Alright, finially picked a cam out and ordered, tsp 224r, and wondering if anyone would know it is worth buying long tubes? I have a 04 a4 with jba catless mids and borla cat back already. Stock heads. Seems like every time I buy headers they are just a problems, with leaks, burning up wires, lower clearance, and rusting out.(70 chevy 3/4 ton 4x4, 79 malibu). Also wonder what the actual gain for long tubes on a dyno are? I know they say like 20 hp on the web page. Is it really or is it more like 10-12? like a K&N says on the box. Your comment will greatly be apreciated.:confused


----------



## alsgto04 (Nov 21, 2007)

Thats the same cam ive been thinking off getting let me know how it comes out. :cool


----------



## PDQ GTO (Jun 21, 2007)

Personally I have had zero issues with my SLP LT’s; nothing burnt & nothing rubbing. Since you already launched the Cats. you might as well get some LT’s along with the cam. You will not be disappointed…


----------



## GTOsarge (Oct 9, 2007)

PDQ GTO said:


> Personally I have had zero issues with my SLP LT’s; nothing burnt & nothing rubbing. Since you already launched the Cats. you might as well get some LT’s along with the cam. You will not be disappointed…

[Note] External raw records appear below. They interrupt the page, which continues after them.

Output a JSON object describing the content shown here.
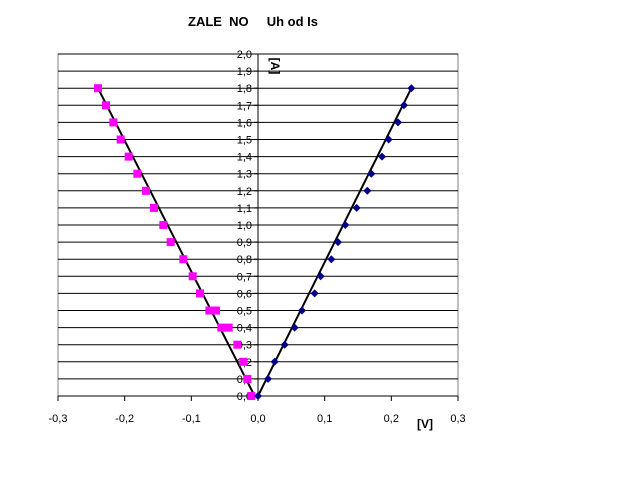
{
  "chart_data": {
    "type": "scatter",
    "title": "ZALE  NO     Uh od Is",
    "xlabel": "[V]",
    "ylabel": "[A]",
    "xlim": [
      -0.3,
      0.3
    ],
    "ylim": [
      0,
      2.0
    ],
    "x_ticks": [
      "-0,3",
      "-0,2",
      "-0,1",
      "0,0",
      "0,1",
      "0,2",
      "0,3"
    ],
    "y_ticks": [
      "0,0",
      "0,1",
      "0,2",
      "0,3",
      "0,4",
      "0,5",
      "0,6",
      "0,7",
      "0,8",
      "0,9",
      "1,0",
      "1,1",
      "1,2",
      "1,3",
      "1,4",
      "1,5",
      "1,6",
      "1,7",
      "1,8",
      "1,9",
      "2,0"
    ],
    "grid": "horizontal",
    "series": [
      {
        "color": "#ff00ff",
        "marker": "square",
        "x": [
          -0.01,
          -0.016,
          -0.022,
          -0.031,
          -0.044,
          -0.055,
          -0.063,
          -0.073,
          -0.087,
          -0.098,
          -0.112,
          -0.131,
          -0.142,
          -0.156,
          -0.168,
          -0.181,
          -0.194,
          -0.206,
          -0.217,
          -0.228,
          -0.24
        ],
        "y": [
          0.0,
          0.1,
          0.2,
          0.3,
          0.4,
          0.4,
          0.5,
          0.5,
          0.6,
          0.7,
          0.8,
          0.9,
          1.0,
          1.1,
          1.2,
          1.3,
          1.4,
          1.5,
          1.6,
          1.7,
          1.8
        ]
      },
      {
        "color": "#00008b",
        "marker": "diamond",
        "x": [
          0.0,
          0.015,
          0.025,
          0.04,
          0.055,
          0.066,
          0.085,
          0.094,
          0.11,
          0.12,
          0.131,
          0.148,
          0.164,
          0.17,
          0.186,
          0.196,
          0.21,
          0.219,
          0.23
        ],
        "y": [
          0.0,
          0.1,
          0.2,
          0.3,
          0.4,
          0.5,
          0.6,
          0.7,
          0.8,
          0.9,
          1.0,
          1.1,
          1.2,
          1.3,
          1.4,
          1.5,
          1.6,
          1.7,
          1.8
        ]
      }
    ],
    "trendlines": [
      {
        "color": "#000000",
        "x": [
          -0.24,
          -0.005
        ],
        "y": [
          1.8,
          0.0
        ]
      },
      {
        "color": "#000000",
        "x": [
          0.0,
          0.23
        ],
        "y": [
          0.0,
          1.8
        ]
      }
    ]
  }
}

 I agree. Go with a higher quality set of LT's and you won't regret it. Gotta let that cam breathe!


----------



## alsgto04 (Nov 21, 2007)

So have you installed that cam, yet?


----------



## dsgto04 (Sep 11, 2008)

I installed the cam last friday (Halloween). I haven't really got on it to much yet to even feel the difference, has nice lopey sound to it. Kind of a pain to drive it right now, always dies on me. Soon as I get my headers I am going to get it tuned. I don't know where though. Not really any repitable tuning shop around in se minnesota. Winter is coming soon so, I might just wait till spring. Looking for any other advise to get that few extra ponies out of it before the tune? And thanks for your feed back.


----------



## alsgto04 (Nov 21, 2007)

Yeah i think you should just wait till next year for the tune that way in the winter you could get more mods on it. Keep me posted on how that cam comes out with the tune. :cheers


----------